Warren P. Strobel
January 2, 2009
Editor’s note: In fact, Hamas is part of a larger intelligence operation spawned from the Muslim Brotherhood, long ago compromised by British intelligence and the CIA. Israel “aided Hamas directly — the Israelis wanted to use it as a counterbalance to the PLO (Palestinian Liberation Organization),” Tony Cordesman, Middle East analyst for the Center for Strategic Studies, told Richard Sale of the UPI in 2002. Sale’s original report has since found the memory hole.
In August 2005, when Israel unilaterally withdrew from the narrow coastal territory, then-Israeli Prime Minister Ariel Sharon promised it would make Israel safer. Secretary of State Condoleezza Rice hailed the move as “historic.”
Israel had left behind a political vacuum, however. That, along with decisions by Israel, the U.S. and Palestinian rivals inadvertently boosted the militant Islamic group Hamas into power. Hamas is stronger than ever, and Israel’s air strikes risk bolstering it further, according to current and former U.S. officials, diplomats and analysts.

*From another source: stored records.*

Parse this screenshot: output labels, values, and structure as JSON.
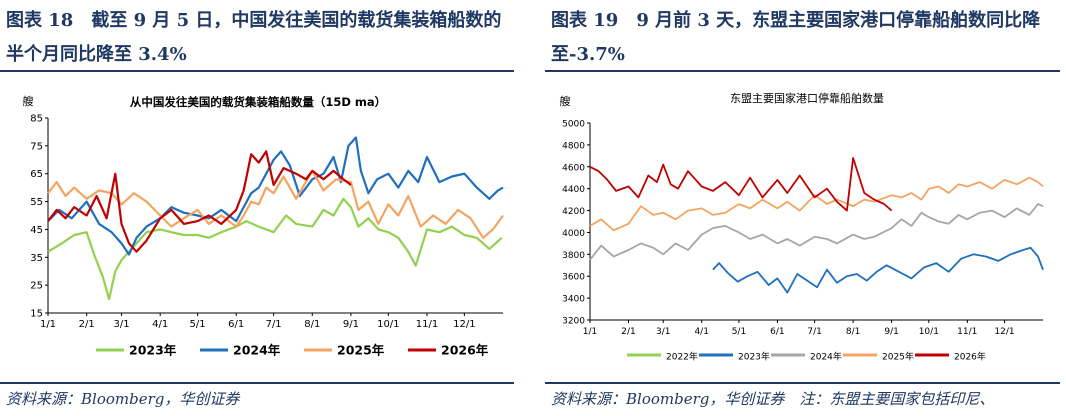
{
  "left": {
    "figure_title": "图表 18　截至 9 月 5 日，中国发往美国的载货集装箱船数的半个月同比降至 3.4%",
    "source": "资料来源：Bloomberg，华创证券"
  },
  "right": {
    "figure_title": "图表 19　9 月前 3 天，东盟主要国家港口停靠船舶数同比降至-3.7%",
    "source": "资料来源：Bloomberg，华创证券　注：东盟主要国家包括印尼、"
  },
  "chart_data": [
    {
      "type": "line",
      "title": "从中国发往美国的载货集装箱船数量（15D ma）",
      "unit_label": "艘",
      "xlabel": "",
      "ylabel": "艘",
      "ylim": [
        15,
        85
      ],
      "yticks": [
        15,
        25,
        35,
        45,
        55,
        65,
        75,
        85
      ],
      "x_ticks": [
        "1/1",
        "2/1",
        "3/1",
        "4/1",
        "5/1",
        "6/1",
        "7/1",
        "8/1",
        "9/1",
        "10/1",
        "11/1",
        "12/1"
      ],
      "x_tick_days": [
        1,
        32,
        60,
        91,
        121,
        152,
        182,
        213,
        244,
        274,
        305,
        335
      ],
      "xlim_days": [
        1,
        366
      ],
      "grid": false,
      "legend_position": "bottom",
      "series": [
        {
          "name": "2023年",
          "color": "#92d050",
          "x_days": [
            1,
            12,
            22,
            32,
            38,
            45,
            50,
            55,
            60,
            66,
            72,
            80,
            91,
            100,
            110,
            121,
            130,
            140,
            152,
            160,
            170,
            182,
            192,
            200,
            213,
            222,
            230,
            238,
            244,
            250,
            258,
            266,
            274,
            282,
            290,
            296,
            305,
            315,
            325,
            335,
            345,
            355,
            360,
            365
          ],
          "values": [
            37,
            40,
            43,
            44,
            36,
            28,
            20,
            30,
            34,
            37,
            40,
            44,
            45,
            44,
            43,
            43,
            42,
            44,
            46,
            48,
            46,
            44,
            50,
            47,
            46,
            52,
            50,
            56,
            53,
            46,
            49,
            45,
            44,
            42,
            37,
            32,
            45,
            44,
            46,
            43,
            42,
            38,
            40,
            42
          ]
        },
        {
          "name": "2024年",
          "color": "#1f6fc0",
          "x_days": [
            1,
            10,
            20,
            32,
            42,
            52,
            60,
            66,
            72,
            80,
            91,
            100,
            110,
            121,
            130,
            140,
            152,
            158,
            164,
            170,
            176,
            182,
            188,
            195,
            203,
            213,
            222,
            230,
            236,
            242,
            248,
            252,
            258,
            265,
            274,
            282,
            290,
            298,
            305,
            315,
            325,
            335,
            345,
            355,
            362,
            366
          ],
          "values": [
            48,
            52,
            49,
            55,
            47,
            44,
            40,
            36,
            42,
            46,
            49,
            53,
            51,
            50,
            49,
            52,
            48,
            53,
            58,
            60,
            65,
            70,
            73,
            68,
            57,
            63,
            65,
            71,
            62,
            75,
            78,
            66,
            58,
            63,
            65,
            60,
            66,
            62,
            71,
            62,
            64,
            65,
            60,
            56,
            59,
            60
          ]
        },
        {
          "name": "2025年",
          "color": "#f4a460",
          "x_days": [
            1,
            8,
            15,
            22,
            32,
            42,
            52,
            60,
            70,
            80,
            91,
            100,
            110,
            121,
            130,
            140,
            152,
            158,
            164,
            170,
            176,
            182,
            190,
            200,
            213,
            222,
            232,
            244,
            250,
            258,
            266,
            274,
            282,
            290,
            300,
            310,
            320,
            330,
            340,
            350,
            358,
            366
          ],
          "values": [
            58,
            62,
            57,
            60,
            56,
            59,
            58,
            54,
            58,
            55,
            50,
            46,
            49,
            52,
            47,
            50,
            46,
            50,
            55,
            54,
            60,
            58,
            64,
            56,
            66,
            59,
            63,
            62,
            52,
            55,
            47,
            54,
            50,
            57,
            46,
            50,
            47,
            52,
            49,
            42,
            45,
            50
          ]
        },
        {
          "name": "2026年",
          "color": "#c00000",
          "x_days": [
            1,
            8,
            15,
            22,
            32,
            40,
            48,
            55,
            60,
            66,
            72,
            80,
            91,
            100,
            110,
            121,
            130,
            140,
            152,
            158,
            164,
            170,
            176,
            182,
            190,
            200,
            208,
            213,
            222,
            230,
            238,
            244
          ],
          "values": [
            48,
            52,
            49,
            53,
            50,
            57,
            49,
            65,
            47,
            40,
            37,
            41,
            49,
            52,
            47,
            48,
            50,
            47,
            52,
            59,
            72,
            69,
            73,
            61,
            67,
            65,
            63,
            66,
            63,
            66,
            63,
            61
          ]
        }
      ]
    },
    {
      "type": "line",
      "title": "东盟主要国家港口停靠船舶数量",
      "unit_label": "艘",
      "xlabel": "",
      "ylabel": "艘",
      "ylim": [
        3200,
        5000
      ],
      "yticks": [
        3200,
        3400,
        3600,
        3800,
        4000,
        4200,
        4400,
        4600,
        4800,
        5000
      ],
      "x_ticks": [
        "1/1",
        "2/1",
        "3/1",
        "4/1",
        "5/1",
        "6/1",
        "7/1",
        "8/1",
        "9/1",
        "10/1",
        "11/1",
        "12/1"
      ],
      "x_tick_days": [
        1,
        32,
        60,
        91,
        121,
        152,
        182,
        213,
        244,
        274,
        305,
        335
      ],
      "xlim_days": [
        1,
        366
      ],
      "grid": false,
      "legend_position": "bottom",
      "series": [
        {
          "name": "2022年",
          "color": "#92d050",
          "x_days": [],
          "values": []
        },
        {
          "name": "2023年",
          "color": "#1f6fc0",
          "x_days": [
            100,
            105,
            112,
            120,
            128,
            136,
            145,
            152,
            160,
            168,
            176,
            184,
            192,
            200,
            208,
            216,
            224,
            232,
            240,
            250,
            260,
            270,
            280,
            290,
            300,
            310,
            320,
            330,
            340,
            350,
            356,
            362,
            366
          ],
          "values": [
            3660,
            3720,
            3630,
            3550,
            3600,
            3640,
            3520,
            3580,
            3450,
            3620,
            3560,
            3500,
            3660,
            3540,
            3600,
            3620,
            3560,
            3640,
            3700,
            3640,
            3580,
            3680,
            3720,
            3640,
            3760,
            3800,
            3780,
            3740,
            3800,
            3840,
            3860,
            3780,
            3660
          ]
        },
        {
          "name": "2024年",
          "color": "#a6a6a6",
          "x_days": [
            1,
            10,
            20,
            32,
            42,
            52,
            60,
            70,
            80,
            91,
            100,
            110,
            121,
            130,
            140,
            152,
            160,
            170,
            182,
            192,
            200,
            213,
            222,
            230,
            244,
            252,
            260,
            268,
            274,
            282,
            290,
            298,
            305,
            315,
            325,
            335,
            345,
            355,
            362,
            366
          ],
          "values": [
            3750,
            3880,
            3780,
            3840,
            3900,
            3860,
            3800,
            3900,
            3840,
            3980,
            4040,
            4060,
            4000,
            3940,
            3980,
            3900,
            3940,
            3880,
            3960,
            3940,
            3900,
            3980,
            3940,
            3960,
            4040,
            4120,
            4060,
            4180,
            4140,
            4100,
            4080,
            4160,
            4120,
            4180,
            4200,
            4140,
            4220,
            4160,
            4260,
            4240
          ]
        },
        {
          "name": "2025年",
          "color": "#f4a460",
          "x_days": [
            1,
            10,
            20,
            32,
            42,
            52,
            60,
            70,
            80,
            91,
            100,
            110,
            121,
            130,
            140,
            152,
            160,
            170,
            182,
            192,
            200,
            213,
            222,
            230,
            244,
            252,
            260,
            268,
            274,
            282,
            290,
            298,
            305,
            315,
            325,
            335,
            345,
            355,
            362,
            366
          ],
          "values": [
            4060,
            4120,
            4020,
            4080,
            4240,
            4160,
            4180,
            4120,
            4200,
            4220,
            4160,
            4180,
            4260,
            4220,
            4300,
            4220,
            4280,
            4200,
            4340,
            4260,
            4300,
            4240,
            4300,
            4280,
            4340,
            4320,
            4360,
            4300,
            4400,
            4420,
            4360,
            4440,
            4420,
            4460,
            4400,
            4480,
            4440,
            4500,
            4460,
            4420
          ]
        },
        {
          "name": "2026年",
          "color": "#c00000",
          "x_days": [
            1,
            8,
            15,
            22,
            32,
            40,
            48,
            55,
            60,
            66,
            72,
            80,
            91,
            100,
            110,
            121,
            130,
            140,
            152,
            160,
            170,
            182,
            192,
            200,
            208,
            213,
            222,
            230,
            238,
            244
          ],
          "values": [
            4600,
            4560,
            4480,
            4380,
            4420,
            4320,
            4520,
            4460,
            4620,
            4440,
            4400,
            4560,
            4420,
            4380,
            4460,
            4340,
            4500,
            4320,
            4480,
            4360,
            4520,
            4320,
            4400,
            4280,
            4200,
            4680,
            4360,
            4300,
            4260,
            4200
          ]
        }
      ]
    }
  ]
}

Israeli leaders say the aim of their five-day-old military offensive in Gaza is to crush Hamas’s ability to fire rockets into southern Israeli cities. U.S. analysts warn of collateral damage, however, that would further weaken Mahmoud Abbas, the secular Palestinian president who’s committed to an eventual peace deal with Israel.
While Israel already has destroyed much of Hamas’s infrastructure, “I don’t see how this changes the fundamental balance of power” in the Palestinian areas, said Aaron David Miller, who advised six secretaries of state on Arab-Israeli negotiations.